Jail vs. Prison: Histories of the Words

In common speech, terms like jail, prison, and penitentiary are used more or less interchangeably, but these words actually have varied histories. In the world of modern corrections, the distinction breaks down like this:

  • Jail: Short-term holding, typically in anticipation of trail or sentencing or for serving short sentences. These are usually operated by local governments.
  • Prison, Penitentiary, etc.: Long-term holding after sentencing. These are usually operated by state agencies or the Federal Bureau of Prisons.


In the legal documents of some European countries, jail is still spelled gaol, which is closer to its Latin root caveola, or “cage,” but the current pronunciation and spelling have been common since the mid-eighteenth century. Until recently, jail simply referred to a place where prisoners were interned, but in North America, it has come to mean a place where people who have been accused, but not convicted, of a crime are placed. Due to the transitory nature of their inmates, jails tend to be lower security, and they have also been used to house low-risk offenders serving short sentences.

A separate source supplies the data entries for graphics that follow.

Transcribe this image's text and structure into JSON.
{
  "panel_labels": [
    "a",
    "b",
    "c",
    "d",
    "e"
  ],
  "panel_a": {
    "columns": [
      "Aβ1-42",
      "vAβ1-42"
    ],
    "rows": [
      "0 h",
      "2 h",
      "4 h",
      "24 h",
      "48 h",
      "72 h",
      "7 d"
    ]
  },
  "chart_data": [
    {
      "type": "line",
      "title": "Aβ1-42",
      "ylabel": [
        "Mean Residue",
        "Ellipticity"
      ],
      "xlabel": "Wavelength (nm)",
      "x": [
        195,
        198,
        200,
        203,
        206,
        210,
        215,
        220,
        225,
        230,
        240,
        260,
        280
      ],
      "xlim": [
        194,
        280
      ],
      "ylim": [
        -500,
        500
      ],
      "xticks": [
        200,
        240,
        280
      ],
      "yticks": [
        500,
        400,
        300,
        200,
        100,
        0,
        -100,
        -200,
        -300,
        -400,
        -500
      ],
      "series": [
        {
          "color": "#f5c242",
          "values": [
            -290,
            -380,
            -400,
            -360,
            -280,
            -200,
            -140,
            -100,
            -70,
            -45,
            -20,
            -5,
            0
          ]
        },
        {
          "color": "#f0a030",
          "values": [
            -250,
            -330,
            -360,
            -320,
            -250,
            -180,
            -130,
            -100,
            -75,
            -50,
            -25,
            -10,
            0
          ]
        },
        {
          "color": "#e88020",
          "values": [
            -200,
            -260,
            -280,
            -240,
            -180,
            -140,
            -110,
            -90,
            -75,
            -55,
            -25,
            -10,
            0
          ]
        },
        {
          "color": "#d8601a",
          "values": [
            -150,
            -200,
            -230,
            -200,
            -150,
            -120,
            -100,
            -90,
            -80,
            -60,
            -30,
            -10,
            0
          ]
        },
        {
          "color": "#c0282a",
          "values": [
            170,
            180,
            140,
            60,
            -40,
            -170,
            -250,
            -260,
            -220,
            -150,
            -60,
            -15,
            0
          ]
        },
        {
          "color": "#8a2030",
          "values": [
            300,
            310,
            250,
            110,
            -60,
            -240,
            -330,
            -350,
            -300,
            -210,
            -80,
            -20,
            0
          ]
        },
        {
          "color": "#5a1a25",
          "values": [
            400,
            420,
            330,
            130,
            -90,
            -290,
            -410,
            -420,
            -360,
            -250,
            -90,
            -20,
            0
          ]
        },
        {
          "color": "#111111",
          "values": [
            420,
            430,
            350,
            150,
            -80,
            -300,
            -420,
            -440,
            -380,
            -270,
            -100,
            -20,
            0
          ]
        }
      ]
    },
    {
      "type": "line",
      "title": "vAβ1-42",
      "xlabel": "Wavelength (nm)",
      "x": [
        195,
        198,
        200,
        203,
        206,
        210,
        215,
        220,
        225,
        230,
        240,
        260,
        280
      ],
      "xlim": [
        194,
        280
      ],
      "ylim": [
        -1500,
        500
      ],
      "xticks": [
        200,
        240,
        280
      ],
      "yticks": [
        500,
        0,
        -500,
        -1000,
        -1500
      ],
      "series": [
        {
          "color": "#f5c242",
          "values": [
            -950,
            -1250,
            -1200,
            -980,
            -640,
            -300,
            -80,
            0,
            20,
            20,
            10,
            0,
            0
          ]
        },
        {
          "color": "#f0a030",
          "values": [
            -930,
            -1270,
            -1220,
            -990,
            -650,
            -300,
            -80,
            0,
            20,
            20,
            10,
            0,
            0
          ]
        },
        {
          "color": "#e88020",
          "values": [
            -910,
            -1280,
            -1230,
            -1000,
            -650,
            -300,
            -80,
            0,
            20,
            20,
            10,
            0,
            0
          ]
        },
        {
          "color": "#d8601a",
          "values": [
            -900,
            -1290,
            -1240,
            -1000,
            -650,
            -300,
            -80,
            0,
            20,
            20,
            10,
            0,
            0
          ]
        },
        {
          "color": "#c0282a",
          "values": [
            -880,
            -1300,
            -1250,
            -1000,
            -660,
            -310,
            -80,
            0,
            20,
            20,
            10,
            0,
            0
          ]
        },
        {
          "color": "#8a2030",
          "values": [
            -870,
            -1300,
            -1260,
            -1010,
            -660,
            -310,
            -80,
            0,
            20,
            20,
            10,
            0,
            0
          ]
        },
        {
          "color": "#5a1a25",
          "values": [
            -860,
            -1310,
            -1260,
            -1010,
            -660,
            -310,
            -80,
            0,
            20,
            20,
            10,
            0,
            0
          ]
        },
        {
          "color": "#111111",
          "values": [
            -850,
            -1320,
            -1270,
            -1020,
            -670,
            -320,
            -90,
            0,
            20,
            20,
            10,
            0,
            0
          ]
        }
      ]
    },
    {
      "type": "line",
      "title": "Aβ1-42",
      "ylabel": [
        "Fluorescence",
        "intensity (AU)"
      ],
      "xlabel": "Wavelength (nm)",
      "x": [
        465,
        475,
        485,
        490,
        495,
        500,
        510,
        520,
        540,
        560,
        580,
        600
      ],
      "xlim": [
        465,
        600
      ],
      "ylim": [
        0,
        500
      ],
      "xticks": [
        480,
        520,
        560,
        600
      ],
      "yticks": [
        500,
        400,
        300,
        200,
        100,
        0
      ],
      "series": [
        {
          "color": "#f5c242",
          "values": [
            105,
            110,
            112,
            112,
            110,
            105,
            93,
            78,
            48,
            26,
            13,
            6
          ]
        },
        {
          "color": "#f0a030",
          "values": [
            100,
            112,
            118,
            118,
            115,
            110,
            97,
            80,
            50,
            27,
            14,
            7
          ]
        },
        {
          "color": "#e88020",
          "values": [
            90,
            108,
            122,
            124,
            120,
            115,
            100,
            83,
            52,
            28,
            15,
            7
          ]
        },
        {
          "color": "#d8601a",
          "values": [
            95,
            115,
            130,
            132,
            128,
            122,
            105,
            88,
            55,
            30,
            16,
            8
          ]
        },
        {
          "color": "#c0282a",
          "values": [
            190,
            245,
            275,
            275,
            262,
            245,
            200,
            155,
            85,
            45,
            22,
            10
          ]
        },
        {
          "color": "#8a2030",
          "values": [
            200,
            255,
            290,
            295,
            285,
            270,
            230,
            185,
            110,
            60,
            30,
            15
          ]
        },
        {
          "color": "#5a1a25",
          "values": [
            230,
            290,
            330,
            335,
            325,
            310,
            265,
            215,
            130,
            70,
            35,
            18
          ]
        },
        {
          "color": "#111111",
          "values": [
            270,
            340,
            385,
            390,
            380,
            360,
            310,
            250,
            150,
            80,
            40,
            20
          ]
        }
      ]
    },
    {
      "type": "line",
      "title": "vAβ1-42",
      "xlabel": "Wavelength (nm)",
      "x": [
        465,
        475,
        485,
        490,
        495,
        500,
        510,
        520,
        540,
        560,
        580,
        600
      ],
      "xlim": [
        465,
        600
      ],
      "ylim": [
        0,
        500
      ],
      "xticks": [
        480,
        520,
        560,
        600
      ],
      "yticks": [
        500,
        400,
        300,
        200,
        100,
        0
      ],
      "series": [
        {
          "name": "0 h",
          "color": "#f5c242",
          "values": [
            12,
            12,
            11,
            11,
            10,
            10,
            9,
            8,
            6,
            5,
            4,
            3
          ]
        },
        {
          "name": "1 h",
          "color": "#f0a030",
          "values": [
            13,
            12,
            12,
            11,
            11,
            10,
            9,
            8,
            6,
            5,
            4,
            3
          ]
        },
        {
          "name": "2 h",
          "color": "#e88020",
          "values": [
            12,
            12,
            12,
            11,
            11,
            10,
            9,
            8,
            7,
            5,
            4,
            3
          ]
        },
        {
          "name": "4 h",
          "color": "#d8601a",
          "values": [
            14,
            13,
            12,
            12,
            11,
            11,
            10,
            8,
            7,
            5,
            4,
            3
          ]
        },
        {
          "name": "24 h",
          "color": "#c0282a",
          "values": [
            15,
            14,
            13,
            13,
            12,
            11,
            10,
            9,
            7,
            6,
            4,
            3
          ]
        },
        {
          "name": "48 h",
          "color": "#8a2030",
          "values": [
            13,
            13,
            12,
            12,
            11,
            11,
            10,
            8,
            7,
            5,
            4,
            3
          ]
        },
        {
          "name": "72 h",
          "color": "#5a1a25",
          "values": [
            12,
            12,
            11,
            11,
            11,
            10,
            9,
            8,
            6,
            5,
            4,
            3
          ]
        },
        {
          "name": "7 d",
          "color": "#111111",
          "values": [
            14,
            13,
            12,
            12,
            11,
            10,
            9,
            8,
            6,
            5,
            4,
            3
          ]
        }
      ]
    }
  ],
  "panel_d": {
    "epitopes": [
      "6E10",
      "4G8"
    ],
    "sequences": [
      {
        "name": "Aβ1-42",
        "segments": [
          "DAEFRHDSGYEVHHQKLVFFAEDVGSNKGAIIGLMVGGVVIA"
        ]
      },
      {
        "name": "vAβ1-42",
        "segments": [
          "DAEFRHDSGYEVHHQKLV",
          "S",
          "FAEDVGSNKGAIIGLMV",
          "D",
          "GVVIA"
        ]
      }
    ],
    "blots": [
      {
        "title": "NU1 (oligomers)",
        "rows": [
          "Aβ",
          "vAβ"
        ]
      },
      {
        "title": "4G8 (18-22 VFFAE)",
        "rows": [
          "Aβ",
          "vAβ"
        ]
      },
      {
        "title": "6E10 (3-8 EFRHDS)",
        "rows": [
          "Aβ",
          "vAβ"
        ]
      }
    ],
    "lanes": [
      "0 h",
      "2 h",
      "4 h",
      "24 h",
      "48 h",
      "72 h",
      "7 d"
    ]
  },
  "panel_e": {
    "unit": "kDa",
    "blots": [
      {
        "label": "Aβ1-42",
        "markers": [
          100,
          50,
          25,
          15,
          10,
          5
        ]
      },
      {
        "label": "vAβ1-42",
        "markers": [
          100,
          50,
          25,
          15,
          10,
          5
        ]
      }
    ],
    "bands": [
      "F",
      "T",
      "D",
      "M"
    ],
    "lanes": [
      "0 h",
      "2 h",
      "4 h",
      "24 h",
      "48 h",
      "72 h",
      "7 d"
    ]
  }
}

Prisons, Penitentiaries, and the Rest

Like jail, prison began as a word for a place of confinement, after prisonne, the Anglo-Norman word for the act of taking a prisoner. Penitentiary, however, was a Cardinal in the Roman Catholic Church charged with the imposition of harsh religious sentences, or “penances,” in cases of heinous sin, and accordingly, the place where people, or “the penitent,” could be held for offenses against the Church was also dubbed a penitentiary. Today, however, these terms have been rolled together as general descriptions of places where prisoners serve long-term sentences. They tend to have higher security, and this category includes super-maximum security facilities, or supermaxes, where the highest-risk convicts are placed.

New Terms

As the focus of these institutions has shifted from punishment to rehabilitation, many facilities are experimenting with new terms that reflect their changing role in corrections. “Treatment Facility” and “Rehabilitation Center” have become more and more common, and many prisons have a network of lower-security buildings and halfway houses that they use to help parolees adjust to life after incarceration. As understanding of recidivism’s causes grows, only time will next what the next evolution of criminal confinement will look like.